Tusk's pivot to Trump shows the unusual degree to which federal policy — especially around immigration — might directly affect Silicon Valley. Companies like Google that had close ties to the Obama administration and the Clinton campaign have scrambled to make friends with Republicans. But a more urgent risk, in Tusk's view, is that a company might suffer a self-inflicted wound by mishandling its response to Trump.
As for the prospect of retaliation from Trump himself, Tusk was sanguine.
In Google's case, "it's not like their revenue is dependent on the government. The government's not their customer, they're not a defense contractor," Tusk said. "No one likes having the president of the United States send out a nasty tweet about you. But what are they going to do to you? Sometimes the answer is nothing."
And what about a tech company that does rely to an extent on government contracts?
"If they [government officials] just very explicitly say, 'O.K., your contracts are gone because you sent out a bad tweet about me,' I'm not sure that's not illegal," Tusk said. "I'm not sure you can't go to a U.S. attorney and say this is like reverse pay to play. So, I don't think they can be that blatant about a lot of it."
"And sometimes a fight, by the way, is a good thing for business," Tusk added.
Tusk certainly has experience in political combat. In 2015, with Uber facing a possible cap on its growth in New York City, he masterminded an aggressive campaign against Mayor Bill de Blasio. Uber ran about $4 million in "really gut-wrenching" TV ads, Tusk told Recode's Kara Swisher last fall, and added a trolly "DE BLASIO" button to the app that yielded a 25-minute wait time and the message, "SEE WHAT HAPPENS."
But his approach to Trump, so far, has been less about confrontation and more about gaining allies and insight.
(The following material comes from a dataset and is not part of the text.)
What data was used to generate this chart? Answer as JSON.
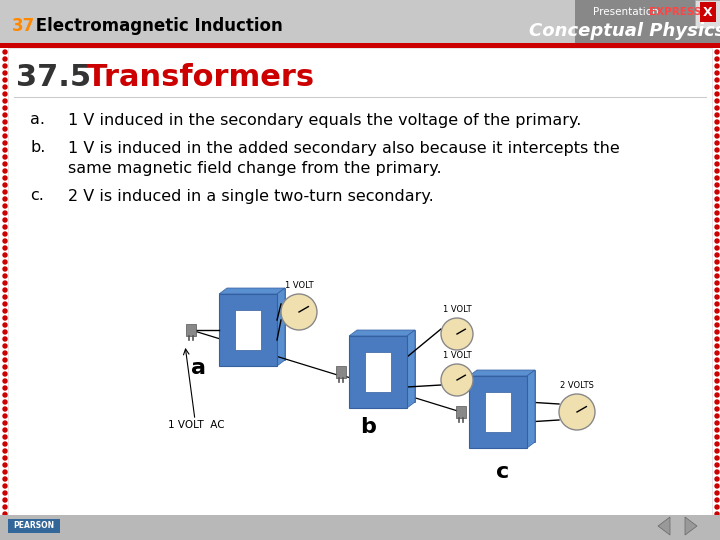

Since the election, Tusk has been meeting with think tanks and interviewing Republican lobbyists. "I've been to Washington more in the last six weeks than I'd probably been in the six months or 12 months before that," he said.
Tusk has also been publishing short blog posts on this theme. But unlike many Silicon Valley thought leaders, he resists simple adages — particularly on the topic of tussling with authorities.
"Every day someone says to me, 'Do I ask for permission or beg for forgiveness?'" Tusk said. "It's not a bright-line rule, man. It totally depends on the context of every situation, every jurisdiction. Are you begging for forgiveness to a random taxi regulator or to the U.S. attorney? Because getting a $100 fine and getting 3 to 5 are two very different things."
Tusk told Recode that Uber spent $4 million on TV ads in its campaign in New York. An earlier version of this article, citing Recode's transcript of the interview, quoted the figure as $400 million.
William Alden is a business reporter for BuzzFeed News and is based in San Francisco. Alden covers the technology industry.